Innovations introduced to the course:
- Coverage of subprograms (procedures and functions) before control structures (and the use of a textbook following this philosophy). In this way students are introduced very early to the concept of modular design as a tool for managing program complexity.
- Introduction of graphics in the laboratory part of the course (3 weeks). Lab 3 was redesigned to include turtle graphics, allowing students to construct sophisticated graphical patterns with only 3 weeks of Pascal instruction.
- Tutorials run by graduate students. I undertook the task of managing the tutors, providing them with guidelines as to how to run the tutorials, and monitoring their progress throughout the term through regular staff meetings. Following the suggestion of Prof. Pat Rogers, I prepared and offered a two-hour orientation session for tutors as part of the orientation week activities, dealing specifically with teaching computer programming, and demonstrated three different lecturing styles (lecturing, interactive, and small-group work) in that context.

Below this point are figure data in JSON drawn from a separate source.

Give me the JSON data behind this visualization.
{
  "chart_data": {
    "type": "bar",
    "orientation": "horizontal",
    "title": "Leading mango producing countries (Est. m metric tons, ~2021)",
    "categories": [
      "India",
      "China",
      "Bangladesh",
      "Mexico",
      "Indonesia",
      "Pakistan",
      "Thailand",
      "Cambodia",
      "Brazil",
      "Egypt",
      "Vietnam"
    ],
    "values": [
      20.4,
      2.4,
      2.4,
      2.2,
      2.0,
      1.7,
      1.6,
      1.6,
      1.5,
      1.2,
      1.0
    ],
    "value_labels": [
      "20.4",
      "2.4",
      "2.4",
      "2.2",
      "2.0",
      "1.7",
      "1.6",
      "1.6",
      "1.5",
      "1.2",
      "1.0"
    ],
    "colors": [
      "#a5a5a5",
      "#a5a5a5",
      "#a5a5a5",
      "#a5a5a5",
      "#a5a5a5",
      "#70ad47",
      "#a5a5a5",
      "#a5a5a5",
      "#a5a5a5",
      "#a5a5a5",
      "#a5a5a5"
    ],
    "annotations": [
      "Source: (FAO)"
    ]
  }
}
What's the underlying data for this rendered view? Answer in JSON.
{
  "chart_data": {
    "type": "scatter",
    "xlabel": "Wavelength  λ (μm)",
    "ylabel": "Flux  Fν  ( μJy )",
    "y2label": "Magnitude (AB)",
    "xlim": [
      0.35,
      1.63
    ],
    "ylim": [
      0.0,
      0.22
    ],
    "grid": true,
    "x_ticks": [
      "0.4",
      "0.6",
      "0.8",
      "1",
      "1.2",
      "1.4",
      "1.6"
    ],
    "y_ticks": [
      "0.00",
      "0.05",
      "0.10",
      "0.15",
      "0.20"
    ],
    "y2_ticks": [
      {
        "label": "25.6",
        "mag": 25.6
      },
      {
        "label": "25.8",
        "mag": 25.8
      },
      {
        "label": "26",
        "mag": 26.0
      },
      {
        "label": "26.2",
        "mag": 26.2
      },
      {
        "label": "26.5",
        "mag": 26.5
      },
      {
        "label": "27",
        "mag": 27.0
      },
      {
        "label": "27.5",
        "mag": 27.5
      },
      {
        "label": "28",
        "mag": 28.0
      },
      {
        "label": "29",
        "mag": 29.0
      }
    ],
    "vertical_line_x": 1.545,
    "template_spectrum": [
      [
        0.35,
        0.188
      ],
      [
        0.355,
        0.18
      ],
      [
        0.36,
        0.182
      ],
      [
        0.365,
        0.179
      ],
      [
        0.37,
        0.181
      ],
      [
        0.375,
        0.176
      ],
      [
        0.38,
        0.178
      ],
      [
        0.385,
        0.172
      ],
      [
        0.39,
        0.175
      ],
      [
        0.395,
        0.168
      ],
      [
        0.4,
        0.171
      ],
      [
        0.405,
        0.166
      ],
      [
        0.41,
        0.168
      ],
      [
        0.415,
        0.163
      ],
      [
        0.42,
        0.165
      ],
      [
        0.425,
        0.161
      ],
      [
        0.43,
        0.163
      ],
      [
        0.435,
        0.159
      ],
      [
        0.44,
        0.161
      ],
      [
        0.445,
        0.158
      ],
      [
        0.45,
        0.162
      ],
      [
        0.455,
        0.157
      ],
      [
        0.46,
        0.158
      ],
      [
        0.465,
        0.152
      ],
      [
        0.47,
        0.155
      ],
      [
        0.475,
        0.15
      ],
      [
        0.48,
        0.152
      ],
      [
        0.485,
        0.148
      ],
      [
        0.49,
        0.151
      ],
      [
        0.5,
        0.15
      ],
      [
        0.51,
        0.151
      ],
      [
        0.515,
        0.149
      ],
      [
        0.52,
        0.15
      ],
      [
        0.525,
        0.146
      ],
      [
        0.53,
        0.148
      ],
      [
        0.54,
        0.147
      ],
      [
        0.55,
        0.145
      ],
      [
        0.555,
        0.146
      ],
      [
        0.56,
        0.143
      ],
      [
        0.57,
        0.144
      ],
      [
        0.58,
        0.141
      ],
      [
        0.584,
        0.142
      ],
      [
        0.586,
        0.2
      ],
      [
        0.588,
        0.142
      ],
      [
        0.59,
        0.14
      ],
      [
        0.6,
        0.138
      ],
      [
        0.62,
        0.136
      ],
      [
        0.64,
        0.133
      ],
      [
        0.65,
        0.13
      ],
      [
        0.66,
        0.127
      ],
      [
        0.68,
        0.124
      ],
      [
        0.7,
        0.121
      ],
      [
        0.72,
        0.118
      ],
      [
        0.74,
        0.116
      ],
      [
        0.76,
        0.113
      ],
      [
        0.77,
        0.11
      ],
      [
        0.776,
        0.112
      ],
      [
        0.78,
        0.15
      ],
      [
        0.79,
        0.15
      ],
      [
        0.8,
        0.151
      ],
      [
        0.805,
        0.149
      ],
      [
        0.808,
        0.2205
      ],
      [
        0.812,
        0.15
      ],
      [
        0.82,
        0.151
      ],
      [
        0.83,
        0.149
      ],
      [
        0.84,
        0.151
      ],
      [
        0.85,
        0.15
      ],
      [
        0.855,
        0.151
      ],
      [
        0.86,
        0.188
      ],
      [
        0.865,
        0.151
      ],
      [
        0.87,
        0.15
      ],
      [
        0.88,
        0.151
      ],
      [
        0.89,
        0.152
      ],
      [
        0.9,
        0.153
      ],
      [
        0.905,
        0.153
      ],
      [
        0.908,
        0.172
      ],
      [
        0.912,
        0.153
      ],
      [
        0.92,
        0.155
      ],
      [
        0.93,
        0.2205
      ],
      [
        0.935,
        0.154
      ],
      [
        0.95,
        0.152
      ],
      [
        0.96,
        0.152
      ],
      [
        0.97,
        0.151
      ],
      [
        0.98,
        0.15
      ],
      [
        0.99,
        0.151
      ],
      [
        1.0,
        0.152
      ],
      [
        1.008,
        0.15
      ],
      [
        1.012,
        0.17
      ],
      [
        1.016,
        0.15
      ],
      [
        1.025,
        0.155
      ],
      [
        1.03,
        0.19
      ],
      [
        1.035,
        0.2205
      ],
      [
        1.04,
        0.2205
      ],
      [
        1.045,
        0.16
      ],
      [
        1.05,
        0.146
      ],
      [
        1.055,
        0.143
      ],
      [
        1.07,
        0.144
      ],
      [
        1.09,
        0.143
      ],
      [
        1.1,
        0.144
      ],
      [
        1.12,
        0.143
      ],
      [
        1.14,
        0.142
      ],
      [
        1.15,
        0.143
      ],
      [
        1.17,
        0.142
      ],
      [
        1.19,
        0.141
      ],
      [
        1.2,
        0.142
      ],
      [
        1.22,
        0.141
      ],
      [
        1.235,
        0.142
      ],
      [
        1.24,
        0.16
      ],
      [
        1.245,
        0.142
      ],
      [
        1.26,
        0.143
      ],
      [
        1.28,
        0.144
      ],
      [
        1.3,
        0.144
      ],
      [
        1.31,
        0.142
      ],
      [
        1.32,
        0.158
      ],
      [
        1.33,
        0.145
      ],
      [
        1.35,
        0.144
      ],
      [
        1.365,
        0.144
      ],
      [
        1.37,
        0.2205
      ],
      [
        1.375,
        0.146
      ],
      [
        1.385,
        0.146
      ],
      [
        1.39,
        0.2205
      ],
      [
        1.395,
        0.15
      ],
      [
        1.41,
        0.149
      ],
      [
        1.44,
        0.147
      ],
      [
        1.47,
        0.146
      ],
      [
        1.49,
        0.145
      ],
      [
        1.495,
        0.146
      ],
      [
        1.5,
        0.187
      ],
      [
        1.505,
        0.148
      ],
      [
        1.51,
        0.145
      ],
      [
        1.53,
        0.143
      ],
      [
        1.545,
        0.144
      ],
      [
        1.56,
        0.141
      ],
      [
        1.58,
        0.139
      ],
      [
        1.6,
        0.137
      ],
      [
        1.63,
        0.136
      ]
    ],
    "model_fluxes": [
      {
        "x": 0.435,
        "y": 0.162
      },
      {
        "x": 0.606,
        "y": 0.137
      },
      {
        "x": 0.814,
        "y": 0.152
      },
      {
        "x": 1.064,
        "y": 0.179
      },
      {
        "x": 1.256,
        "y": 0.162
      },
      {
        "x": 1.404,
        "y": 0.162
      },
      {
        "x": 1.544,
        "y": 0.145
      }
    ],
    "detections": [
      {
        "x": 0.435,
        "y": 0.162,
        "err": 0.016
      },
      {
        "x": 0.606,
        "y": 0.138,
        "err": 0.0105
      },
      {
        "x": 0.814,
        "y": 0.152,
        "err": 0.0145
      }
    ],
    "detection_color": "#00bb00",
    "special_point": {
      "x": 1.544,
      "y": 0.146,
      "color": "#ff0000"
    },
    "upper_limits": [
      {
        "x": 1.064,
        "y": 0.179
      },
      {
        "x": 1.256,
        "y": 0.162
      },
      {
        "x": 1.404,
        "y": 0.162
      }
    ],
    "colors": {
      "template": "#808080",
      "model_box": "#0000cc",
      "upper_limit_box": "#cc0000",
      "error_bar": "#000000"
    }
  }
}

This course was initially taught in Pascal, then in Object-oriented Turing. In the summer of 1998 I completely redesigned the course in Java and taught it for the first time in the Department of Computer Science at York University.
COSC 1030.03. Introduction to Computer Science II
The course covers data abstraction and introductory data structures. The language used is currently Object-oriented Turing.
COSC/SCS 4001.06. Space and Communication Sciences Workshop
Year-long project course equivalent to a Bachelor's thesis. As course director I proposed and implemented (through milestones introduced to spread the work evenly throughout the academic year) the structure of this course, in which the student works on a specific design-oriented project under the supervision of a faculty member. Achievement of each milestone requires the submission of a progress report, and a short presentation by the student to the whole class. Grades are assigned by Prof. Prince (Chair, Physics Department) and myself, in consultation with project supervisors.
COSC 4341.03. Interactive Systems Design
The course covered the basics of Interactive Systems Design, with equal
emphasis on cognitive engineering (predictive models of user behaviour and
performance), on interaction styles and techniques, and on software for
Interactive systems (X windows, Motif, PC Windows, Hypercard). The course
projects involved the design and implementation of an interactive system useful
in a practical setting.
COSC 2021.03. Computer Organization
An introductory course in modern computer architecture. Course includes an introduction to performance evaluation, machine instructions, addressing modes, computer arithmetic, processor datapaths and clocking, assembly level programming and microprogramming, memory hierarchy, pipelining (summer of 1997).
Robot sensing, planning and control
This course was designed with funding by a York Senate Teaching-Learning grant. It has not been offered yet. The design involved a selection of topics from the broad area of robotics suitable for a "hands-on" senior-level robot building course covering sensing, planning and control. Students are assumed to have programming skills in C and assembly language, and have taken courses in analog electronics and digital systems design. Control boards based on the MC68HC11 microprocessor with serial communication to a UNIX workstation are used. LEGO Dacta parts are used for building robotic mechanisms. The theoretical part of the course covers the physics of sensors and motors, feedback control theory, and mechanism design.
1988 - 1991, Department of Computer Science, University of Toronto
CSC 484. Applied Artificial Intelligence
The course was designed and taught jointly by Dr. R. Greiner and myself four times (spring term of 1988, 1989, 1990 and 1991). Course evaluation consisted of 4 assignments (10%, 15%, 10%, and 15% of the total mark respectively), and two tests (25% of the total mark each). I taught half of this course (Search, Production Systems, Computer Vision, Robotics), and made up half of the assignment and test questions.
The course was also offered as an intensive 3-day course for industry, sponsored by the ITRC (Information Technology Research Centre), a Centre of Excellence funded by the Government of Ontario.